El niño lo recordó. Había visto bajar el ataúd mediante cuerdas y poleas hasta la caja oscura excavada en el suelo, mientras los lelkész cantaban bendiciones y agitaban el crucifijo. El ataúd había sido cerrado con clavos y luego envuelto con alambre de púas. Antes de empezar a cubrirlo con palas de tierra, el lelkész había hecho la señal de la cruz y había dejado caer el crucifijo en el interior de la tumba. Esto había ocurrido hacía una semana, antes de que desapareciera la viuda Janos; antes de que la familia Sandor desapareciera en la nevada noche del domingo, abandonando todo lo que poseían; antes de que Johann el ermitaño informara haber visto figuras desnudas bailando en las alturas azotadas por el viento de las montañas Jaeger y corriendo junto con los grandes lobos del bosque que atormentaban esa montaña encantada. Poco después, Johann también desapareció junto con su perro Vida. El niño recordó la dureza inusual en el rostro de su padre, la emoción de algún oscuro secreto en sus ojos. Una vez escuchó a papá decirle a mamá: Estoy en movimiento otra vez.
En la chimenea la leña se movía y gemía. El niño entrecerró los ojos y dio un paso atrás. Detrás de ella, las agujas de tejer de su madre estaban quietas; su cabeza estaba inclinada hacia la puerta y estaba escuchando. El viento rugió, arrastrando el hielo montaña abajo. A la mañana siguiente, habría tenido que forzarse a abrir la puerta y la corteza de hielo se habría hecho añicos como cristal.
Papá ya debería estar en casa, se dijo el niño. Hace tanto frío ahí afuera esta noche, tanto frío... Seguro que papá no tardará. Parecía haber secretos por todas partes. La noche anterior alguien había entrado en el cementerio de Krajeck y abierto y desenterrado doce tumbas, entre ellas la de Ivón Griska. Los ataúdes habían desaparecido, pero corrían rumores de que los lelkész habían encontrado huesos y cráneos esparcidos en la nieve.
Algo golpeó la puerta, un sonido como el de un martillo golpeando un yunque. Una vez. Y luego otra vez. La mujer saltó de su silla y se dio la vuelta.
“Papá”, gritó alegremente el niño. Cuando se puso de pie, las fuertes rayas de calor en su rostro quedaron olvidadas. Se dirigió hacia la puerta, pero su madre lo agarró del hombro.
“¡Cállate!”, susurró, y juntos esperaron, mientras el Otro llamaba a la puerta, un sonido sordo y pesado. El viento aulló y sonó como el gemido de la madre de Ivón Griska cuando el ataúd sellado fue bajado al suelo helado.
"¡Abre la puerta!" dijo papá. "¡Apresúrate! ¡Tengo frío!".
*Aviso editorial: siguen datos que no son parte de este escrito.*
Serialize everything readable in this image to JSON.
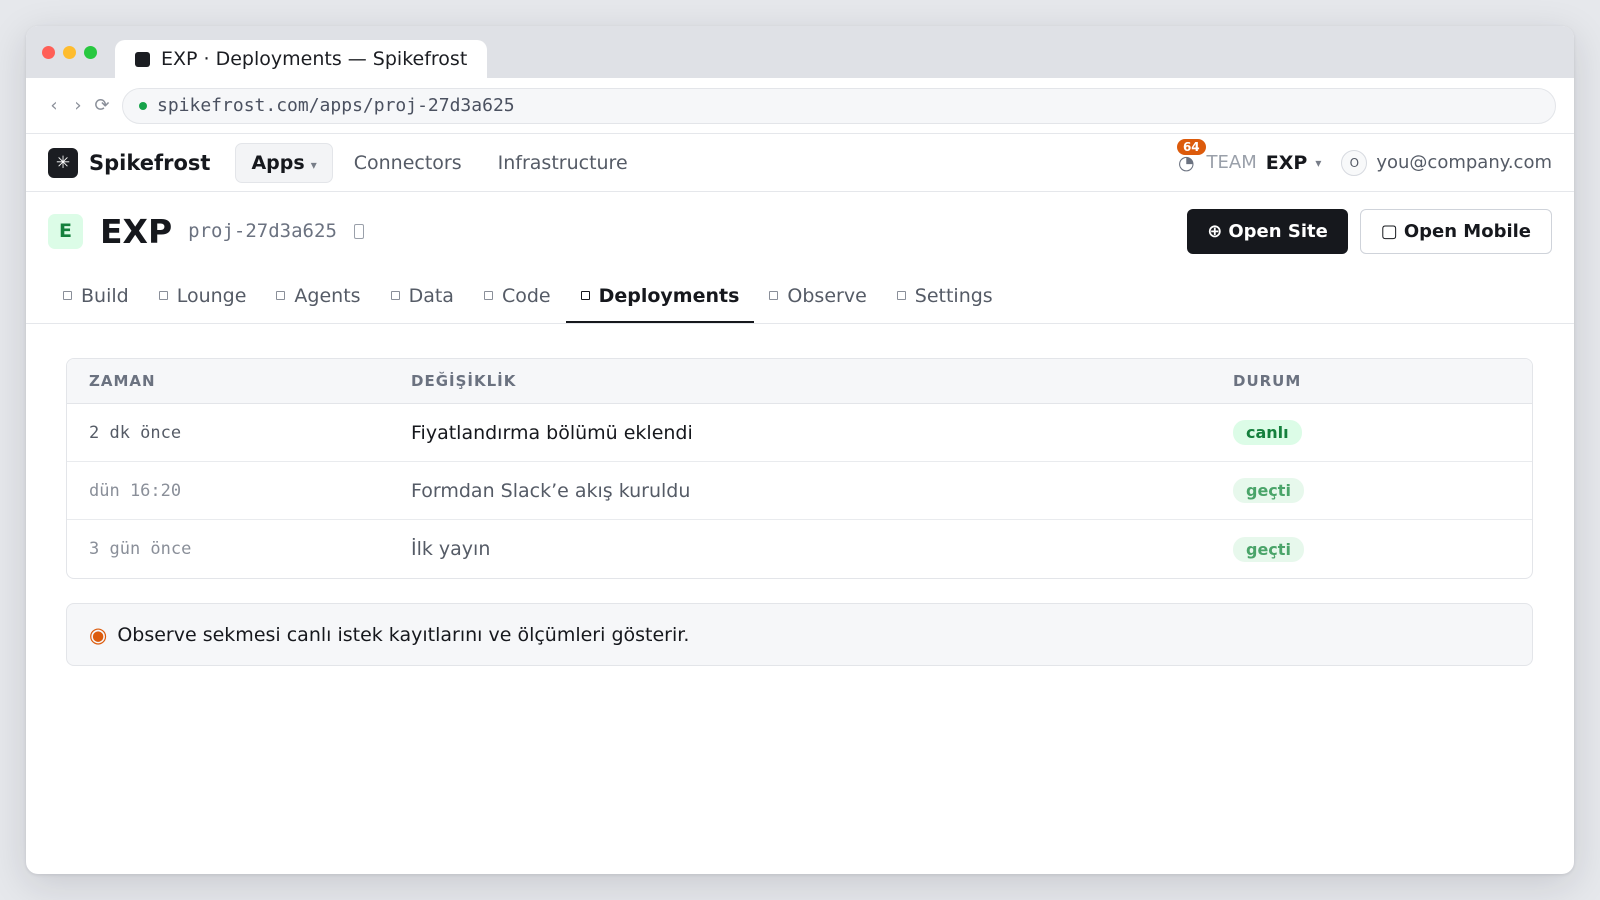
{
  "browser": {
    "tab_title": "EXP · Deployments — Spikefrost",
    "url": "spikefrost.com/apps/proj-27d3a625",
    "back_icon": "‹",
    "forward_icon": "›",
    "reload_icon": "⟳"
  },
  "topnav": {
    "brand_glyph": "✳",
    "brand_name": "Spikefrost",
    "links": [
      {
        "label": "Apps",
        "active": true
      },
      {
        "label": "Connectors",
        "active": false
      },
      {
        "label": "Infrastructure",
        "active": false
      }
    ],
    "caret": "▾",
    "notification_icon": "◔",
    "notification_count": "64",
    "team_label": "TEAM",
    "team_name": "EXP",
    "avatar_initial": "O",
    "user_email": "you@company.com"
  },
  "project": {
    "initial": "E",
    "name": "EXP",
    "id": "proj-27d3a625",
    "open_site_icon": "⊕",
    "open_site_label": "Open Site",
    "open_mobile_icon": "▢",
    "open_mobile_label": "Open Mobile"
  },
  "tabs": [
    {
      "label": "Build",
      "active": false
    },
    {
      "label": "Lounge",
      "active": false
    },
    {
      "label": "Agents",
      "active": false
    },
    {
      "label": "Data",
      "active": false
    },
    {
      "label": "Code",
      "active": false
    },
    {
      "label": "Deployments",
      "active": true
    },
    {
      "label": "Observe",
      "active": false
    },
    {
      "label": "Settings",
      "active": false
    }
  ],
  "deployments": {
    "columns": {
      "time": "ZAMAN",
      "change": "DEĞİŞİKLİK",
      "status": "DURUM"
    },
    "rows": [
      {
        "time": "2 dk önce",
        "change": "Fiyatlandırma bölümü eklendi",
        "status": "canlı"
      },
      {
        "time": "dün 16:20",
        "change": "Formdan Slack’e akış kuruldu",
        "status": "geçti"
      },
      {
        "time": "3 gün önce",
        "change": "İlk yayın",
        "status": "geçti"
      }
    ]
  },
  "note": {
    "icon": "◉",
    "text": "Observe sekmesi canlı istek kayıtlarını ve ölçümleri gösterir."
  },
  "colors": {
    "accent_dark": "#16181d",
    "status_live": "#15803d",
    "status_passed": "#4aa469",
    "notification": "#dc5b0c",
    "project_badge_bg": "#dcfce7"
  }
}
"¡Gracias a Dios!", gritó la madre. «¡Oh, gracias a Dios!». Rápidamente fue hacia la puerta, apartó la barra y la abrió. Un torrente de nieve le azotó la cara, el viento le deformó los ojos, la nariz y la boca. Padre, una figura sombría con sombrero y abrigo, avanzó hacia la tenue luz del hogar, con diamantes de hielo brillando en sus cejas y barba. Tomó a su madre en sus brazos y su enorme cuerpo casi la envolvió. El niño dio un paso adelante para abrazar a su padre, agradecido de estar de regreso porque ser el hombre de la casa era mucho más difícil de lo que había imaginado. Papá se acercó, pasó una mano por el pelo del niño y le dio una vigorosa palmada en el hombro.